Quante volte mi sono chiesto se la parola rispetto abbia un valore universale. Tolleranza, comprensione, ma soprattutto rispetto reciproco. Questi sono stati i principi con cui abbiamo cercato di trasformare questo gruppo di profughi senza professione in una piccola impresa edile.
Questa volontà viene colta una mattina, quasi per caso, perché all’improvviso gli operai hanno iniziato a lavorare con attenzione ed interesse mai visti prima. Questo mi ha riempito di gioia e anche di orgoglio.
Se alla fine di quest’esperienza avranno imparato un mestiere e costruito parte dell’ospedale, sarà un grandissimo successo. Ma la cosa che mi ha più colpito è proprio che il rispetto, unito all’esempio, ha fatto sì che, pur nella chiarezza dei diversi ruoli, si sia iniziato a costruire un rapporto di “costruzione di condivisione”.
Bisogna esserci, non soltanto con l’anima e con i principi, anche con il corpo: toccare la “carne del mondo” significa sporcarsi, sudare, faticare. E alla fine anche saper ridere!
Il fatto essenziale dell’espressione consiste nel portare testimonianza di sé garantendo questa testimonianza”. Stiamo cercando di condividere valori e forse sogni. E questo per noi significa costruire questo ospedale. Un luogo dove la materia diviene ideale, e viceversa.
L’Ospedale – questo abbiamo imparato ad Emergency – è allora il luogo dove si cerca di costruire, praticandolo, un pezzetto di diritti di tutti, per tutti, che dovrà inserirsi nel grande puzzle dei diritti umani: il diritto a restare vivi e ad essere curati per continuare ad esserlo”. (…). (3)
Le parole che avevo ritagliato da un bollettino di Emergency, prima di partire, cominciano a prendere senso: “(…) riconoscere il valore di ogni essere umano è costruire la pace. E tutto ha un significato ogni volta unico e nuovo, se l’essere umano ha il nome, il volto, il corpo di una persona viva, che poteva non esserlo più”. (…).
Qui si muore di cose banalissime: malaria, febbre gialla o diarrea. Patologie che si curano con banalissimi medicinali. Con il passare dei giorni ho imparato a convivere con queste presenze invisibili, quelle degli operai assenti in cantiere per la malaria, loro o dei loro figli. (...).
Esserci significa impegnarsi a limitare il colonialismo culturale che si insinua negli interstizi di questa società ancora in bilico tra passato e futuro. (…).
Allora mi risuonano nella mente più chiare le parole di Gino su una sanità pubblica gratuita: “Un ospedale in zona di guerra è anche un luogo dove si può dare un senso alla parola "pubblico", cioè di tutti. Senza discriminazione di etnia e di sesso, di religione e di politica. E senza discriminazione economica: perché quel che succede nei paesi in guerra, e in quelli poveri (che peraltro in parte si sovrappongono), è che la sanità "pubblica", nei rari casi in cui esiste, anche se di livello indegno, è comunque a pagamento, cioè privata”. (4) (…).

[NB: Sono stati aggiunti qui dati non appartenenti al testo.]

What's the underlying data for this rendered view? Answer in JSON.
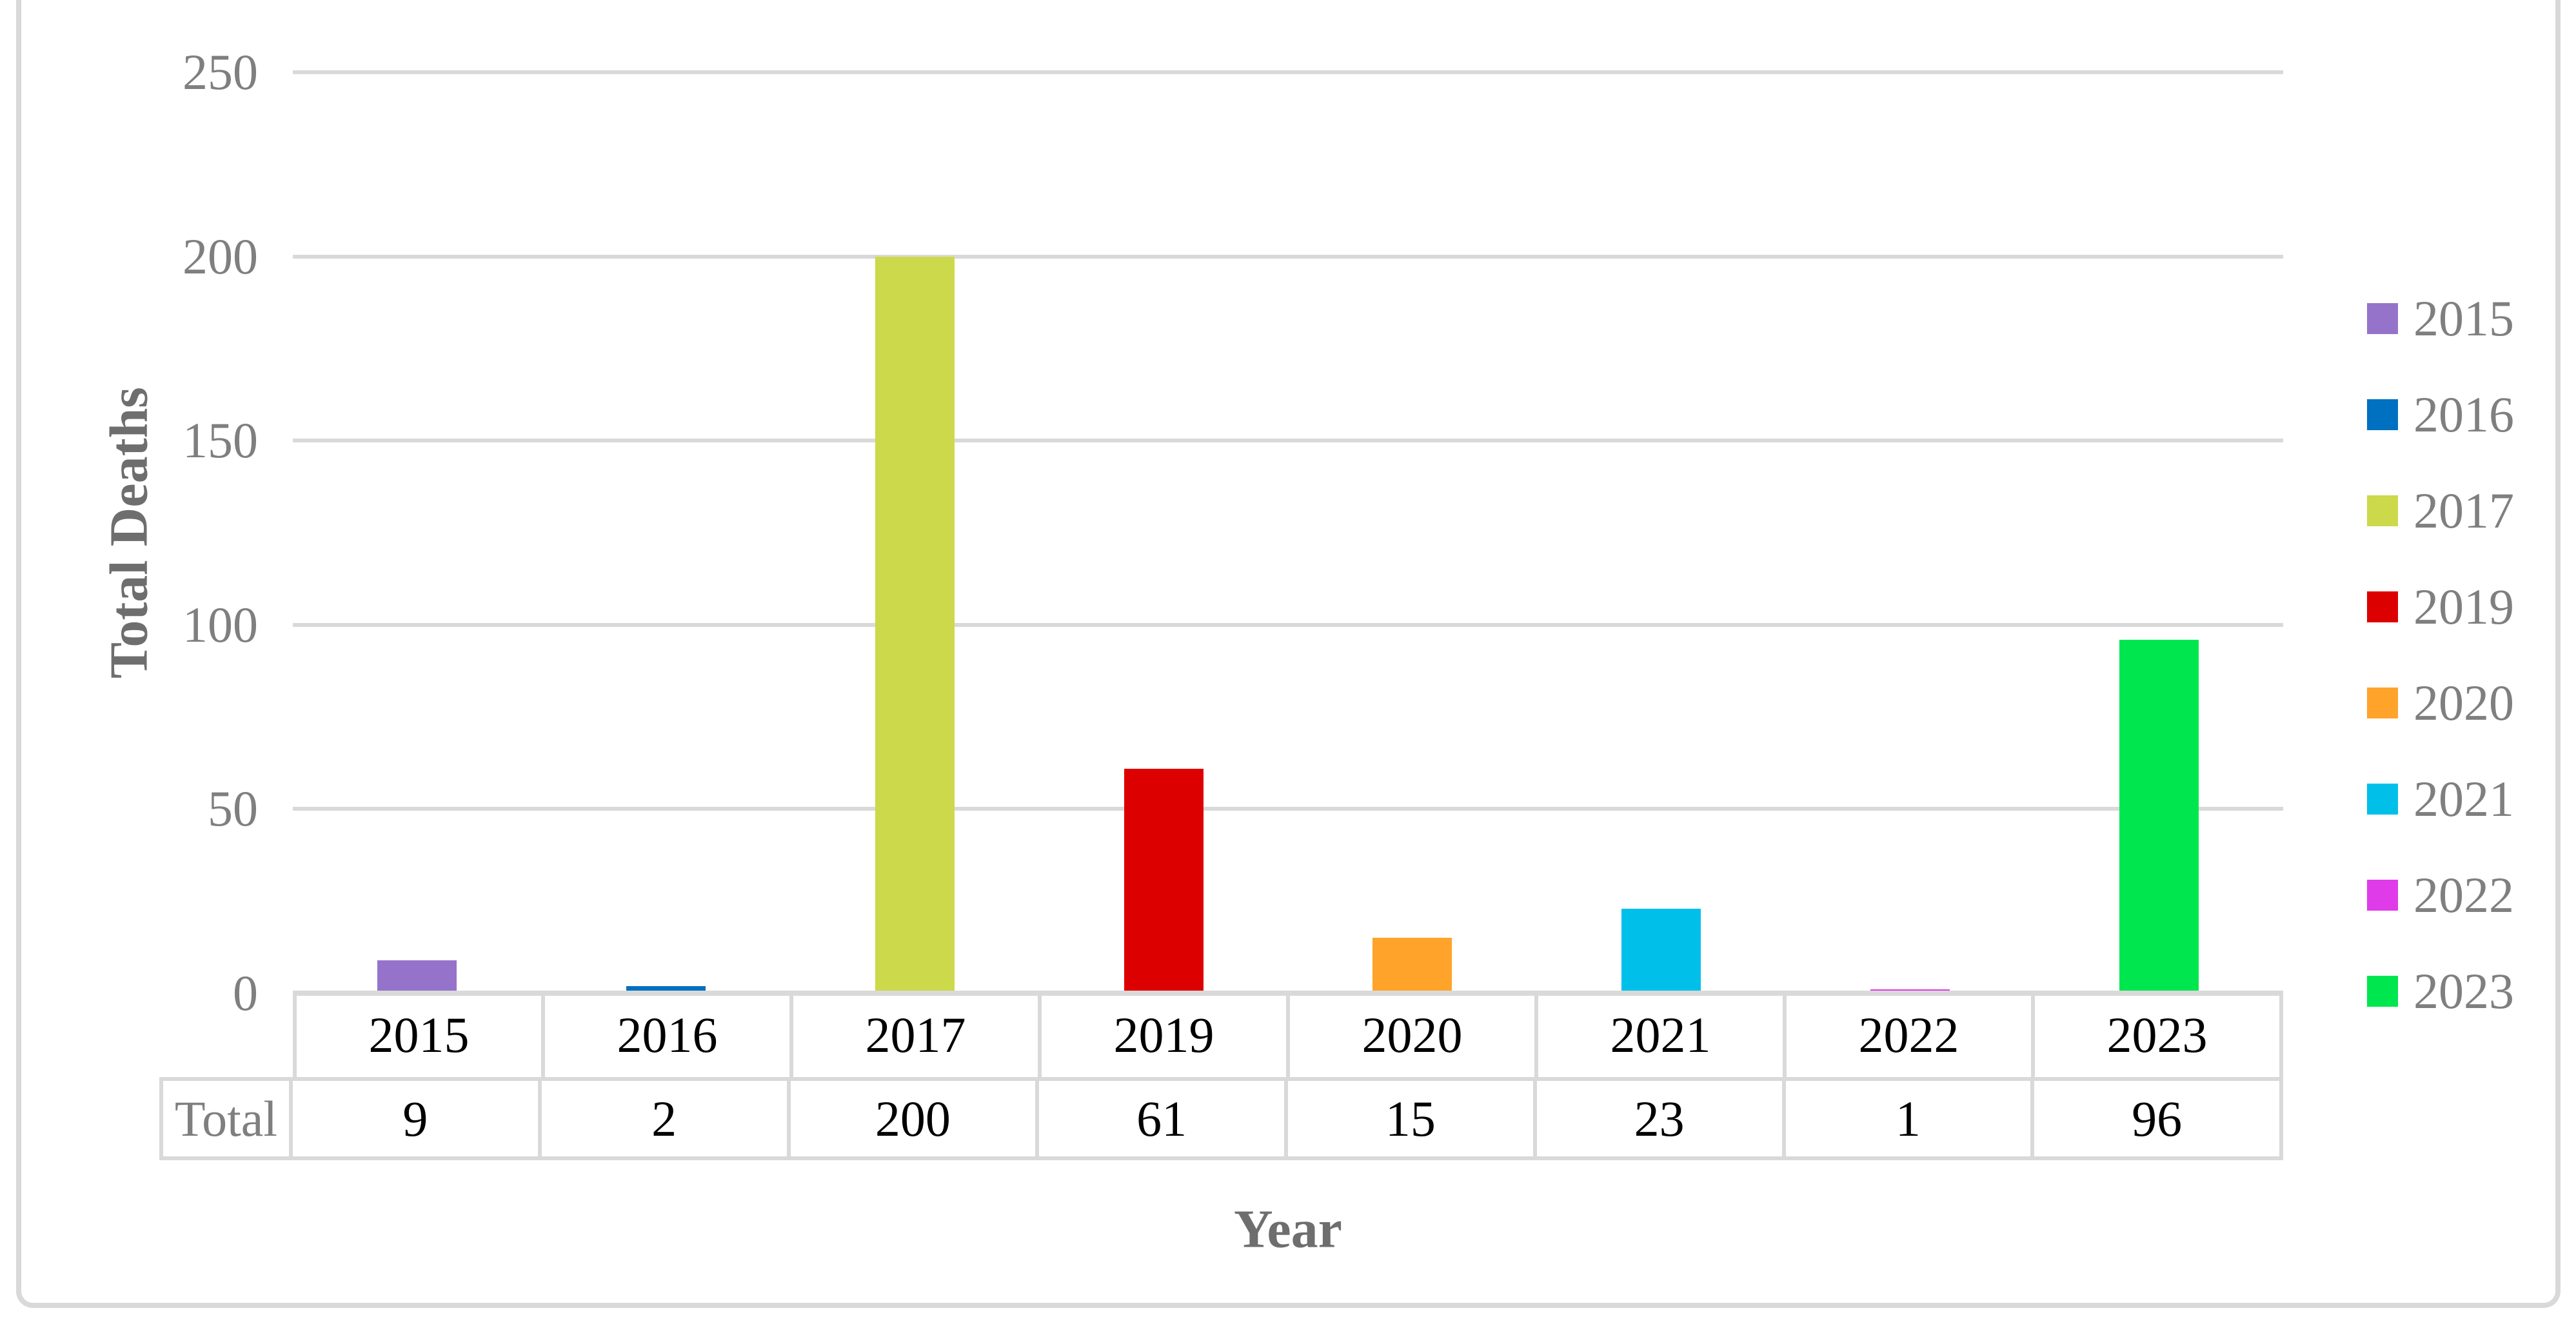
{
  "chart_data": {
    "type": "bar",
    "title": "",
    "categories": [
      "2015",
      "2016",
      "2017",
      "2019",
      "2020",
      "2021",
      "2022",
      "2023"
    ],
    "series": [
      {
        "name": "Total",
        "values": [
          9,
          2,
          200,
          61,
          15,
          23,
          1,
          96
        ]
      }
    ],
    "bar_colors": [
      "#9673CB",
      "#0070C0",
      "#CCD94A",
      "#DD0000",
      "#FFA32B",
      "#00C0EA",
      "#E03BE8",
      "#00E64E"
    ],
    "xlabel": "Year",
    "ylabel": "Total Deaths",
    "ylim": [
      0,
      250
    ],
    "yticks": [
      0,
      50,
      100,
      150,
      200,
      250
    ],
    "grid": true,
    "legend_position": "right",
    "legend_items": [
      {
        "label": "2015",
        "color": "#9673CB"
      },
      {
        "label": "2016",
        "color": "#0070C0"
      },
      {
        "label": "2017",
        "color": "#CCD94A"
      },
      {
        "label": "2019",
        "color": "#DD0000"
      },
      {
        "label": "2020",
        "color": "#FFA32B"
      },
      {
        "label": "2021",
        "color": "#00C0EA"
      },
      {
        "label": "2022",
        "color": "#E03BE8"
      },
      {
        "label": "2023",
        "color": "#00E64E"
      }
    ],
    "data_table": {
      "row_header": "Total",
      "column_headers": [
        "2015",
        "2016",
        "2017",
        "2019",
        "2020",
        "2021",
        "2022",
        "2023"
      ],
      "values": [
        "9",
        "2",
        "200",
        "61",
        "15",
        "23",
        "1",
        "96"
      ]
    }
  },
  "colors": {
    "gridline": "#D9D9D9",
    "axis_line": "#D9D9D9",
    "table_border": "#D9D9D9",
    "tick_text": "#7F7F7F",
    "title_text": "#6E6E6E",
    "background": "#FFFFFF"
  }
}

Khartoum - Interrato del blocco chirurgico del Centro Cardiochirurgico di Emergency “Salam”

Wad El Bashir

Uscendo da Khartoum, inizia subito il deserto a perdita d’occhio. Ci stiamo dirigendo verso un campo di IDPs (Internal Desplaced Persons) alla periferia nord della capitale. Ci accompagna un giovane medico sudanese che opera come volontario nel dispensario sanitario di questo campo.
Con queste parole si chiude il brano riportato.